To the Editor,
Tumoral melanosis is a rare histopathological phenomenon characterized by confuent dermal nodular aggregates of heavily melanized polygonal cells consistent with melanophages. The initial occurrence of tumoral melanosis always raises the suspicion of a regressed melanocytic proliferation, especially a melanoma. Regression can be recognized by the presence of dermal fibrosis, vascular proliferation, and usually a band-like infiltrate of lymphocytes and melanophages in variable numbers. However, these changes are non-specific, and similar findings can be seen in regression of pigmented epithelial lesions, such as basal cell carcinoma, Bowen’s disease, solar lentigo, and rarely, in mycosis fungoides (1,2). We present a case of tumoral melanosis which arose on a plaque of mycosis fungoides and discuss the possible underlying pathological mechanisms.

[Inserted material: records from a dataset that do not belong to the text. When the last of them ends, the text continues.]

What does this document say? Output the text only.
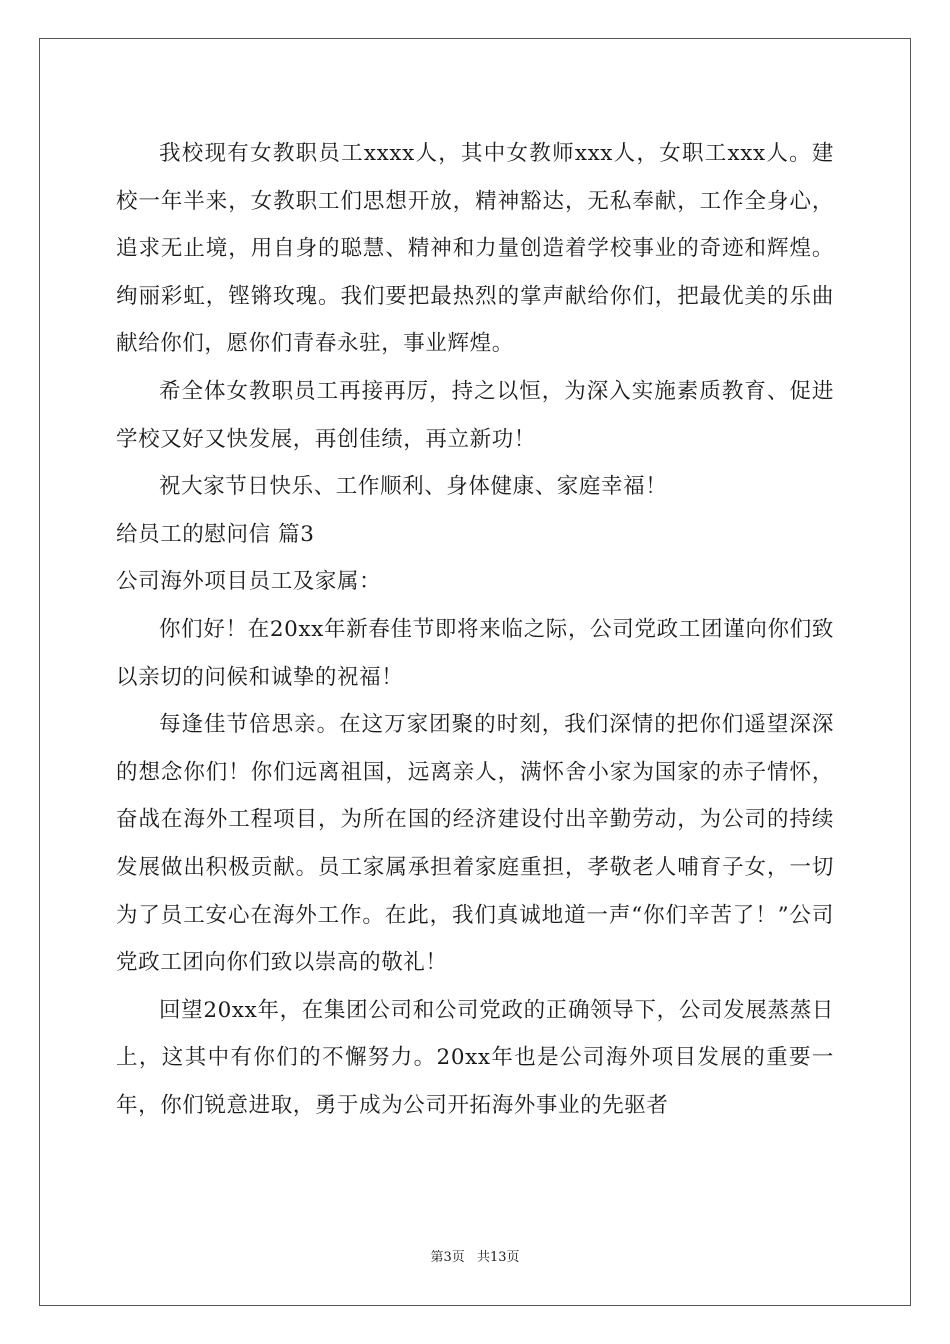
我校现有女教职员工xxxx人，其中女教师xxx人，女职工xxx人。建校一年半来，女教职工们思想开放，精神豁达，无私奉献，工作全身心，追求无止境，用自身的聪慧、精神和力量创造着学校事业的奇迹和辉煌。绚丽彩虹，铿锵玫瑰。我们要把最热烈的掌声献给你们，把最优美的乐曲献给你们，愿你们青春永驻，事业辉煌。

希全体女教职员工再接再厉，持之以恒，为深入实施素质教育、促进学校又好又快发展，再创佳绩，再立新功！

祝大家节日快乐、工作顺利、身体健康、家庭幸福！

给员工的慰问信 篇3

公司海外项目员工及家属：

你们好！在20xx年新春佳节即将来临之际，公司党政工团谨向你们致以亲切的问候和诚挚的祝福！

每逢佳节倍思亲。在这万家团聚的时刻，我们深情的把你们遥望深深的想念你们！你们远离祖国，远离亲人，满怀舍小家为国家的赤子情怀，奋战在海外工程项目，为所在国的经济建设付出辛勤劳动，为公司的持续发展做出积极贡献。员工家属承担着家庭重担，孝敬老人哺育子女，一切为了员工安心在海外工作。在此，我们真诚地道一声“你们辛苦了！”公司党政工团向你们致以崇高的敬礼！

回望20xx年，在集团公司和公司党政的正确领导下，公司发展蒸蒸日上，这其中有你们的不懈努力。20xx年也是公司海外项目发展的重要一年，你们锐意进取，勇于成为公司开拓海外事业的先驱者

第3页 共13页
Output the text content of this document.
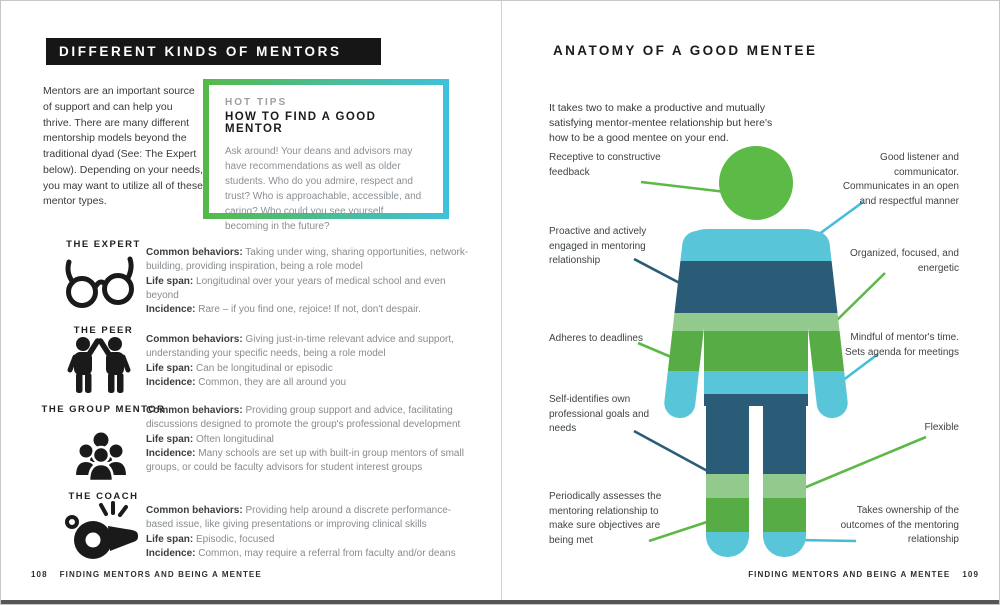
DIFFERENT KINDS OF MENTORS
Mentors are an important source of support and can help you thrive. There are many different mentorship models beyond the traditional dyad (See: The Expert below). Depending on your needs, you may want to utilize all of these mentor types.
HOT TIPS
HOW TO FIND A GOOD MENTOR
Ask around! Your deans and advisors may have recommendations as well as older students. Who do you admire, respect and trust? Who is approachable, accessible, and caring? Who could you see yourself becoming in the future?
THE EXPERT
Common behaviors: Taking under wing, sharing opportunities, network- building, providing inspiration, being a role model
Life span: Longitudinal over your years of medical school and even beyond
Incidence: Rare – if you find one, rejoice! If not, don't despair.
THE PEER
Common behaviors: Giving just-in-time relevant advice and support, understanding your specific needs, being a role model
Life span: Can be longitudinal or episodic
Incidence: Common, they are all around you
THE GROUP MENTOR
Common behaviors: Providing group support and advice, facilitating discussions designed to promote the group's professional development
Life span: Often longitudinal
Incidence: Many schools are set up with built-in group mentors of small groups, or could be faculty advisors for student interest groups
THE COACH
Common behaviors: Providing help around a discrete performance-based issue, like giving presentations or improving clinical skills
Life span: Episodic, focused
Incidence: Common, may require a referral from faculty and/or deans
108 FINDING MENTORS AND BEING A MENTEE
ANATOMY OF A GOOD MENTEE
It takes two to make a productive and mutually satisfying mentor-mentee relationship but here's how to be a good mentee on your end.
Receptive to constructive feedback
Proactive and actively engaged in mentoring relationship
Adheres to deadlines
Self-identifies own professional goals and needs
Periodically assesses the mentoring relationship to make sure objectives are being met
Good listener and communicator. Communicates in an open and respectful manner
Organized, focused, and energetic
Mindful of mentor's time. Sets agenda for meetings
Flexible
Takes ownership of the outcomes of the mentoring relationship
FINDING MENTORS AND BEING A MENTEE 109
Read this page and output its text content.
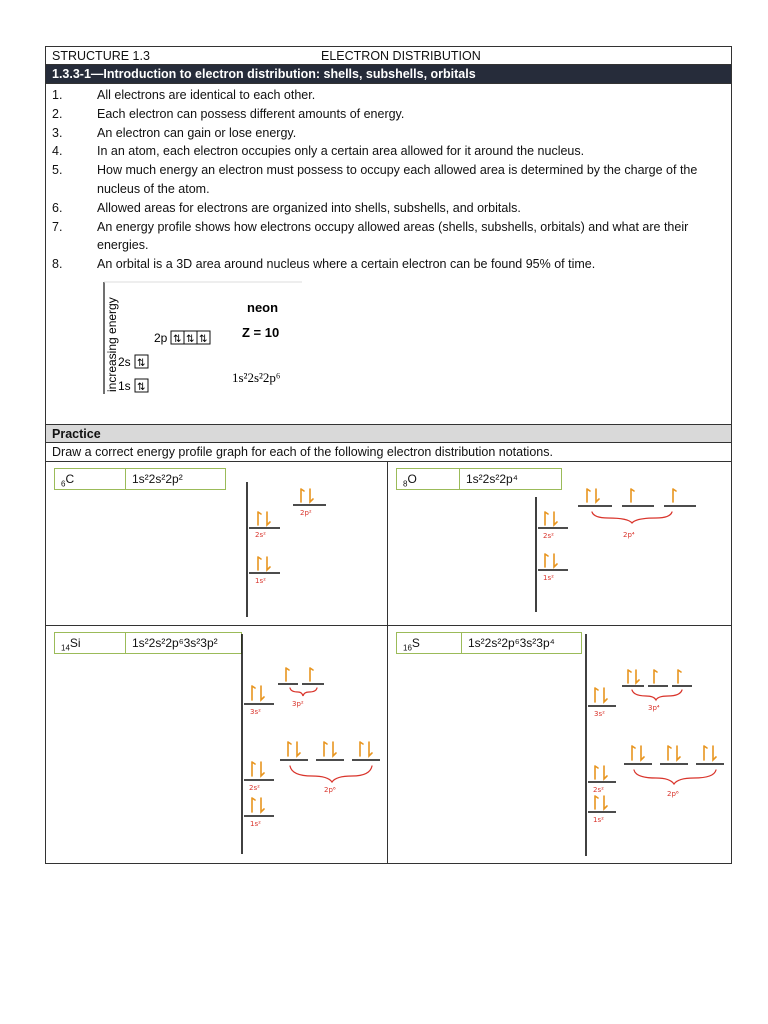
STRUCTURE 1.3	ELECTRON DISTRIBUTION
1.3.3-1—Introduction to electron distribution: shells, subshells, orbitals
1.	All electrons are identical to each other.
2.	Each electron can possess different amounts of energy.
3.	An electron can gain or lose energy.
4.	In an atom, each electron occupies only a certain area allowed for it around the nucleus.
5.	How much energy an electron must possess to occupy each allowed area is determined by the charge of the nucleus of the atom.
6.	Allowed areas for electrons are organized into shells, subshells, and orbitals.
7.	An energy profile shows how electrons occupy allowed areas (shells, subshells, orbitals) and what are their energies.
8.	An orbital is a 3D area around nucleus where a certain electron can be found 95% of time.
increasing energy	2p ⇅ ⇅ ⇅
2s ⇅
1s ⇅
neon
Z = 10
1s²2s²2p⁶
Practice
Draw a correct energy profile graph for each of the following electron distribution notations.
$_6$C	1s²2s²2p²
2s²
1s²
2p²
$_8$O	1s²2s²2p⁴
2s²
1s²
2p⁴
$_{14}$Si	1s²2s²2p⁶3s²3p²
3s²
3p²
2s²	2p⁶
1s²
$_{16}$S	1s²2s²2p⁶3s²3p⁴
3s²
3p⁴
2s²	2p⁶
1s²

A 69-year-old male presented with a nodule on his right arm. He had folliculotropic mycosis fungoides and was being followed-up with 3 months interval. During the physical examination, a 4×4 mm, flat, roundish, blue-gray pigmented lesion on a 3×4 cm erythematous plaque, which had not been present at the previous 3-month follow-up, was detected (Figure 1a). Dermatoscopic examination revealed irregular blue clods with shiny white lines on a grayish-brownish structureless area surrounded by dotted vessels (Figure 1b). Histopathology of this pigmented lesion showed acanthotic epidermis with melanin pigmentation of basal keratinocytes and papillary dermal nodular accumulation of melanophages and lymphocytes, which were consistent with tumoral melanosis. Melanin pigmentation faded away after melanin decolorization, and melanophages were diffusely positive for CD68 immunohistochemically (Figure 1c, 1d). Another biopsy adjacent to the tumoral melanosis showed the plaque stage of mycosis fungoides histopathologically (Figure 1e). Since there was possibility of a totally regressed melanoma, sentinel lymph node biopsy and positron emission tomography imaging were performed. There was no evidence of metastatic melanoma. Written informed consent was obtained from the patient.
Tumoral melanosis is usually considered as a manifestation of fully regressed melanoma. However, this finding does not seem to be pathognomonic for melanoma (1). The nature of the underlying lesion is not always clear. The present case was under close follow-up for his mycosis fungoides; physical examination was performed at every visit, and if a melanoma had been present, it should not have been overlooked.
The distinctive feature of carcinogenesis is macrophage-mediated inflammation, often caused by pathogens or a result of autoimmunity and inflammatory conditions of unknown origin. The Th1-macrophage response controls the early phases of tumor development (3). The most common types of cutaneous T-cell lymphoma are mycosis fungoides and Sezary syndrome. Although the pathogenesis of cutaneous T-cell lymphoma is not yet very well understood, a variety of cytokines/chemokines are reported to take part in disease development. Dermal macrophages are the possible sources of these cytokines/chemokines. Tumor-associated macrophages usually express the M2 phenotype, which has been associated with tumor growth induction and poor prognosis. In human studies on cancer, macrophages have predominantly been identified by immunohistochemistry applying antibodies against CD68, which is a classical macrophage marker. M2 macrophages express high levels of CD163, a hemoglobin-scavenger receptor, and can be used to discriminate between M1 and M2 macrophages (3). In a study, CD163+ cells were detected in the invasive margin of the tumor in cutaneous T-cell lymphoma (4). Ueno et al. (5) reported massive infiltration of CD68+ and CD163+ M2 macrophages in a case with tumoral melanosis. They suggested that an immunosuppressive microenvironment created by M2 macrophages may participate in the formation of tumoral melanosis. In our case, the possible underlying pathological mechanism seems to be the interactions between lymphocytes and macrophages leading to an increased number of M2 macrophages and accumulation of pigmented melanophages without dermal melanocytes.
In conclusion, wide spectrum of skin lesions other than melanoma should also be considered in the development of tumoral melanosis.